Wednesday, February 17, 2010

Billy Sunday: 2/17/1889

A baseball star, Billy Sunday played for the Chicago White Stockings from 1883 to 1891.

Born during the Civil War in a log cabin in Iowa, his father, a Union Army soldier, died of pneumonia when Billy was only a month old. At age 15, he struck out on his own, working several jobs before being recruited to play pro baseball by pitcher and club owner, Albert Spalding, founder of Spalding Sporting Goods. Billy Sunday's career took off and he was one of the most popular athletes in the nation.

In 1887, he and his teammates were walking the streets of Chicago after drinking a few beers, when Billy Sunday heard an old gospel hymn sung at a street corner meeting of the Pacific Garden Mission. He began attending and there experienced conversion. He then went to YMCA meetings, quit drinking and got married.

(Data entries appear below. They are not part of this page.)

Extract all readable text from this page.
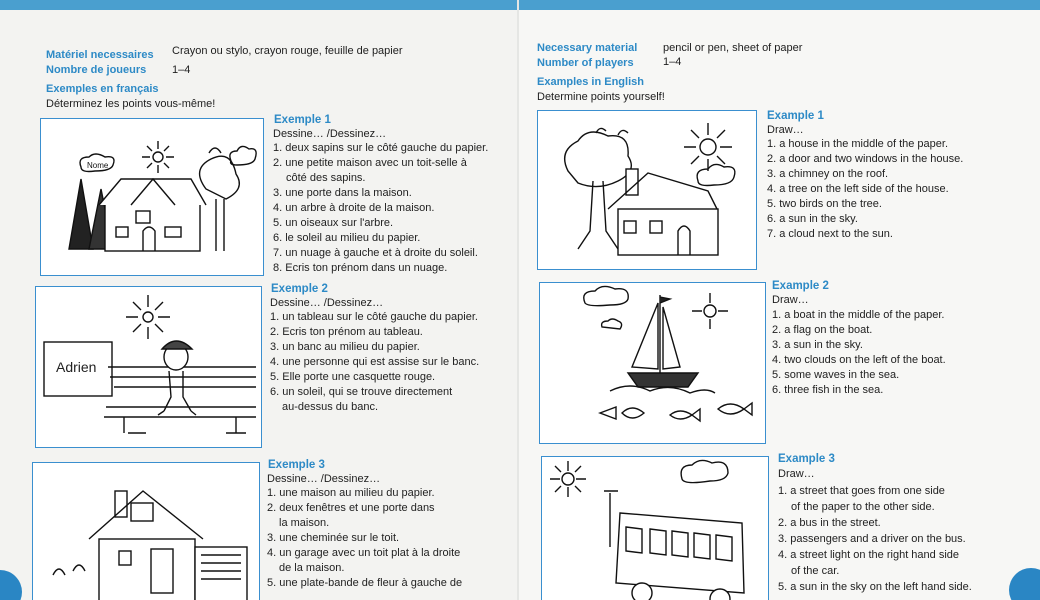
Matériel necessaires Crayon ou stylo, crayon rouge, feuille de papier
Nombre de joueurs 1–4
Exemples en français
Déterminez les points vous-même!
Nome
Exemple 1
Dessine… /Dessinez…
1. deux sapins sur le côté gauche du papier.
2. une petite maison avec un toit-selle à
côté des sapins.
3. une porte dans la maison.
4. un arbre à droite de la maison.
5. un oiseaux sur l'arbre.
6. le soleil au milieu du papier.
7. un nuage à gauche et à droite du soleil.
8. Ecris ton prénom dans un nuage.
Adrien
Exemple 2
Dessine… /Dessinez…
1. un tableau sur le côté gauche du papier.
2. Ecris ton prénom au tableau.
3. un banc au milieu du papier.
4. une personne qui est assise sur le banc.
5. Elle porte une casquette rouge.
6. un soleil, qui se trouve directement
au-dessus du banc.
Exemple 3
Dessine… /Dessinez…
1. une maison au milieu du papier.
2. deux fenêtres et une porte dans
la maison.
3. une cheminée sur le toit.
4. un garage avec un toit plat à la droite
de la maison.
5. une plate-bande de fleur à gauche de
Necessary material pencil or pen, sheet of paper
Number of players	1–4
Examples in English
Determine points yourself!
Example 1
Draw…
1. a house in the middle of the paper.
2. a door and two windows in the house.
3. a chimney on the roof.
4. a tree on the left side of the house.
5. two birds on the tree.
6. a sun in the sky.
7. a cloud next to the sun.
Example 2
Draw…
1. a boat in the middle of the paper.
2. a flag on the boat.
3. a sun in the sky.
4. two clouds on the left of the boat.
5. some waves in the sea.
6. three fish in the sea.
Example 3
Draw…
1. a street that goes from one side
of the paper to the other side.
2. a bus in the street.
3. passengers and a driver on the bus.
4. a street light on the right hand side
of the car.
5. a sun in the sky on the left hand side.
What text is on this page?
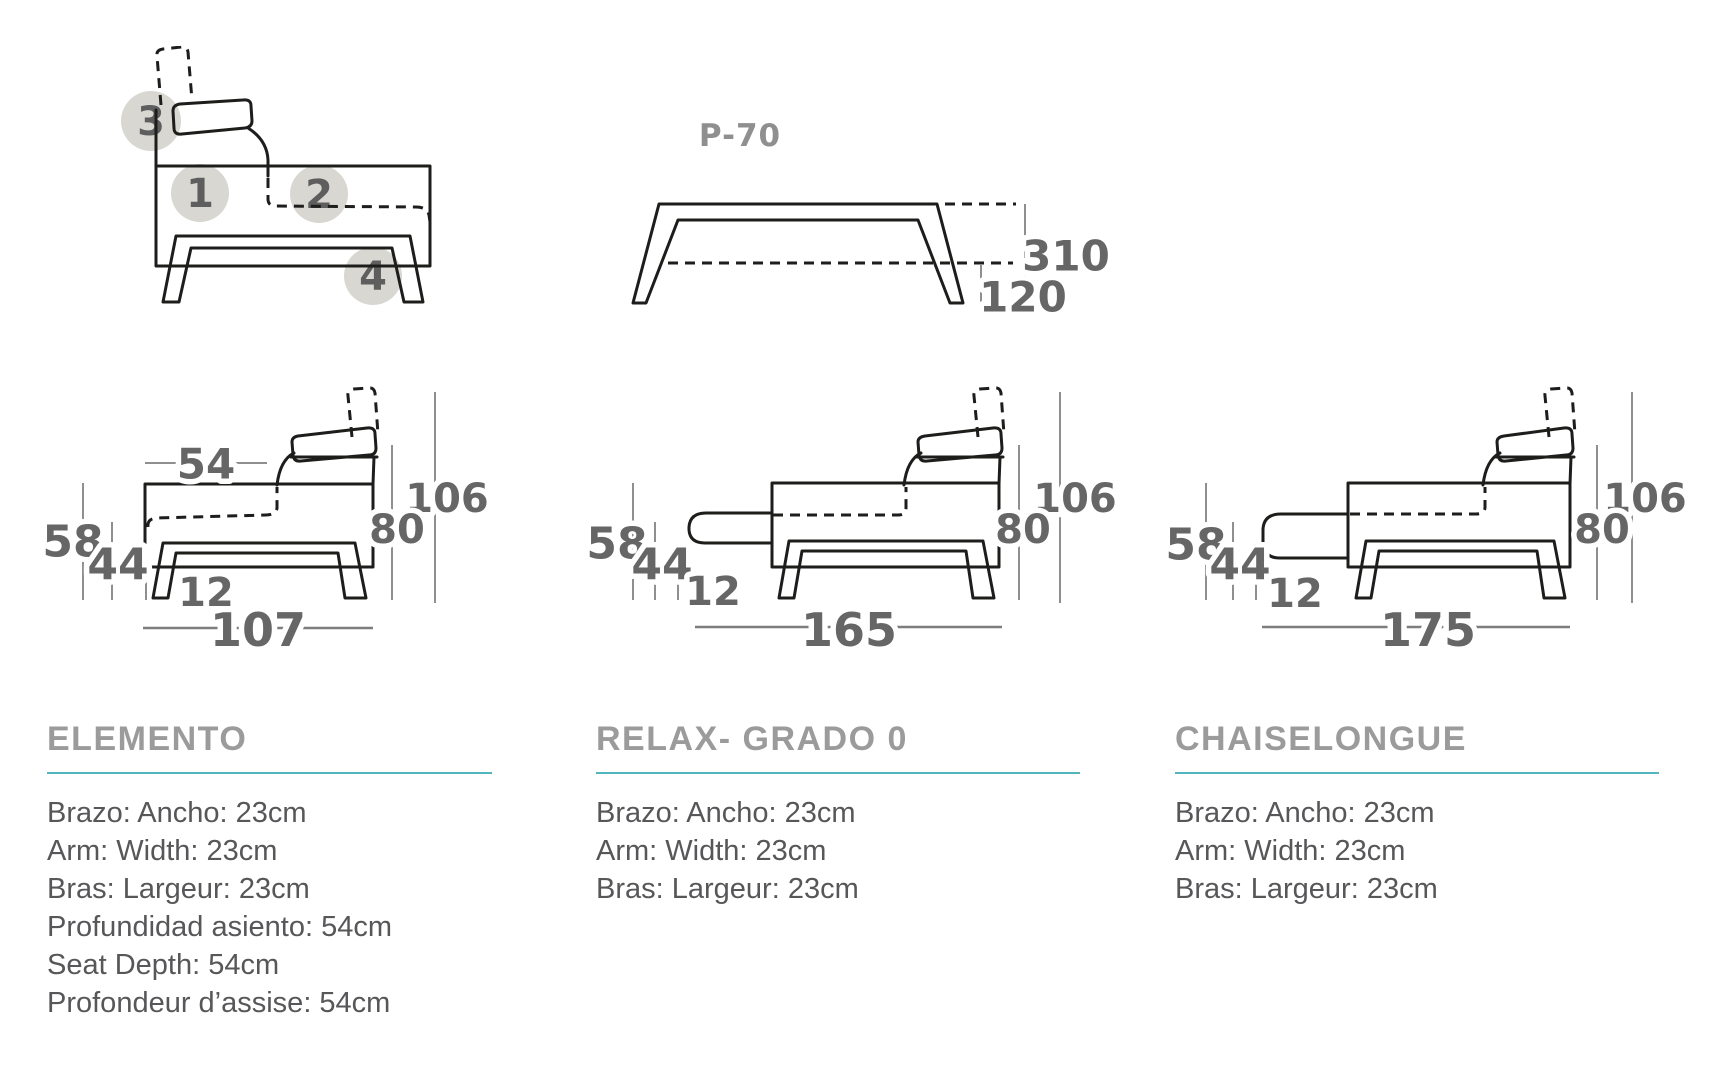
3
1 2
4
P-70
310
120
54
106
80
58
44
12
107
106
80
58
44
12
165
106
80
58
44
12
175
ELEMENTO

Brazo: Ancho: 23cm

Arm: Width: 23cm

Bras: Largeur: 23cm

Profundidad asiento: 54cm

Seat Depth: 54cm

Profondeur d’assise: 54cm

RELAX- GRADO 0

Brazo: Ancho: 23cm

Arm: Width: 23cm

Bras: Largeur: 23cm

CHAISELONGUE

Brazo: Ancho: 23cm

Arm: Width: 23cm

Bras: Largeur: 23cm
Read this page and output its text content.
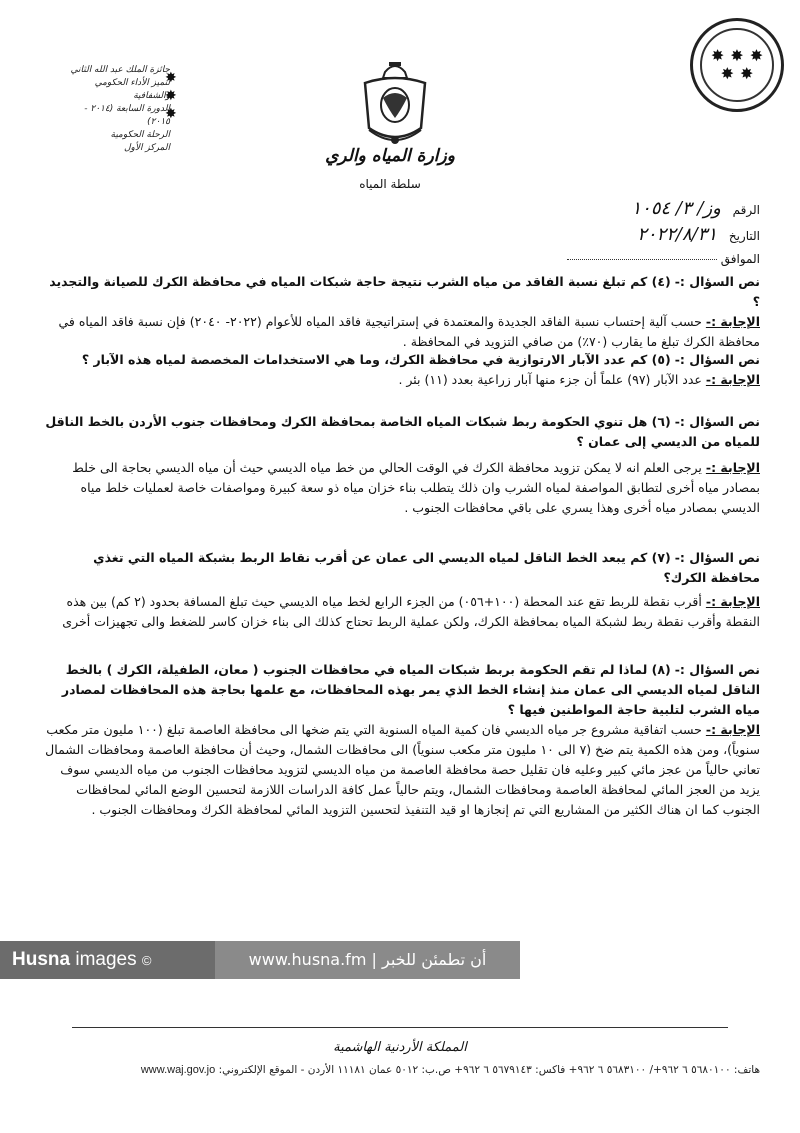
✸ ✸ ✸
✸ ✸
جائزة الملك عبد الله الثاني
لتميز الأداء الحكومي والشفافية
الدورة السابعة (٢٠١٤ - ٢٠١٥)
الرحلة الحكومية
المركز الأول
✸
✸
✸
وزارة المياه والري
سلطة المياه
الرقم وز/ ٣/ ١٠٥٤
التاريخ ٢٠٢٢/٨/٣١
الموافق
نص السؤال :- (٤) كم تبلغ نسبة الفاقد من مياه الشرب نتيجة حاجة شبكات المياه في محافظة الكرك للصيانة والتجديد ؟
الإجابة :-حسب آلية إحتساب نسبة الفاقد الجديدة والمعتمدة في إستراتيجية فاقد المياه للأعوام (٢٠٢٢- ٢٠٤٠) فإن نسبة فاقد المياه في محافظة الكرك تبلغ ما يقارب (٧٠٪) من صافي التزويد في المحافظة .
نص السؤال :- (٥) كم عدد الآبار الارتوازية في محافظة الكرك، وما هي الاستخدامات المخصصة لمياه هذه الآبار ؟
الإجابة :-عدد الآبار (٩٧) علماً أن جزء منها آبار زراعية بعدد (١١) بئر .
نص السؤال :- (٦) هل تنوي الحكومة ربط شبكات المياه الخاصة بمحافظة الكرك ومحافظات جنوب الأردن بالخط الناقل للمياه من الديسي إلى عمان ؟
الإجابة :-يرجى العلم انه لا يمكن تزويد محافظة الكرك في الوقت الحالي من خط مياه الديسي حيث أن مياه الديسي بحاجة الى خلط بمصادر مياه أخرى لتطابق المواصفة لمياه الشرب وان ذلك يتطلب بناء خزان مياه ذو سعة كبيرة ومواصفات خاصة لعمليات خلط مياه الديسي بمصادر مياه أخرى وهذا يسري على باقي محافظات الجنوب .
نص السؤال :- (٧) كم يبعد الخط الناقل لمياه الديسي الى عمان عن أقرب نقاط الربط بشبكة المياه التي تغذي محافظة الكرك؟
الإجابة :-أقرب نقطة للربط تقع عند المحطة (١٠٠+٠٥٦) من الجزء الرابع لخط مياه الديسي حيث تبلغ المسافة بحدود (٢ كم) بين هذه النقطة وأقرب نقطة ربط لشبكة المياه بمحافظة الكرك، ولكن عملية الربط تحتاج كذلك الى بناء خزان كاسر للضغط والى تجهيزات أخرى
نص السؤال :- (٨) لماذا لم تقم الحكومة بربط شبكات المياه في محافظات الجنوب ( معان، الطفيلة، الكرك ) بالخط الناقل لمياه الديسي الى عمان منذ إنشاء الخط الذي يمر بهذه المحافظات، مع علمها بحاجة هذه المحافظات لمصادر مياه الشرب لتلبية حاجة المواطنين فيها ؟
الإجابة :-حسب اتفاقية مشروع جر مياه الديسي فان كمية المياه السنوية التي يتم ضخها الى محافظة العاصمة تبلغ (١٠٠ مليون متر مكعب سنوياً)، ومن هذه الكمية يتم ضخ (٧ الى ١٠ مليون متر مكعب سنوياً) الى محافظات الشمال، وحيث أن محافظة العاصمة ومحافظات الشمال تعاني حالياً من عجز مائي كبير وعليه فان تقليل حصة محافظة العاصمة من مياه الديسي لتزويد محافظات الجنوب من مياه الديسي سوف يزيد من العجز المائي لمحافظة العاصمة ومحافظات الشمال، ويتم حالياً عمل كافة الدراسات اللازمة لتحسين الوضع المائي لمحافظات الجنوب كما ان هناك الكثير من المشاريع التي تم إنجازها او قيد التنفيذ لتحسين التزويد المائي لمحافظة الكرك ومحافظات الجنوب .
Husna images ©	www.husna.fm | أن تطمئن للخبر
المملكة الأردنية الهاشمية
هاتف: ٥٦٨٠١٠٠ ٦ ٩٦٢+/ ٥٦٨٣١٠٠ ٦ ٩٦٢+ فاكس: ٥٦٧٩١٤٣ ٦ ٩٦٢+ ص.ب: ٥٠١٢ عمان ١١١٨١ الأردن - الموقع الإلكتروني: www.waj.gov.jo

A sensation occurred FEBRUARY 17, 1889, when Billy Sunday preached his first sermon as an evangelist. He went on to pioneer radio broadcasting so enthusiastically that the FCC was formed in response.

In the next 46 years, till his death November 6, 1935, over 100 million people would hear him. Presidents Theodore Roosevelt and Woodrow Wilson met with him. In his animated style, Billy Sunday said: "Going to church doesn't make you a Christian any more than going to a garage makes you an automobile."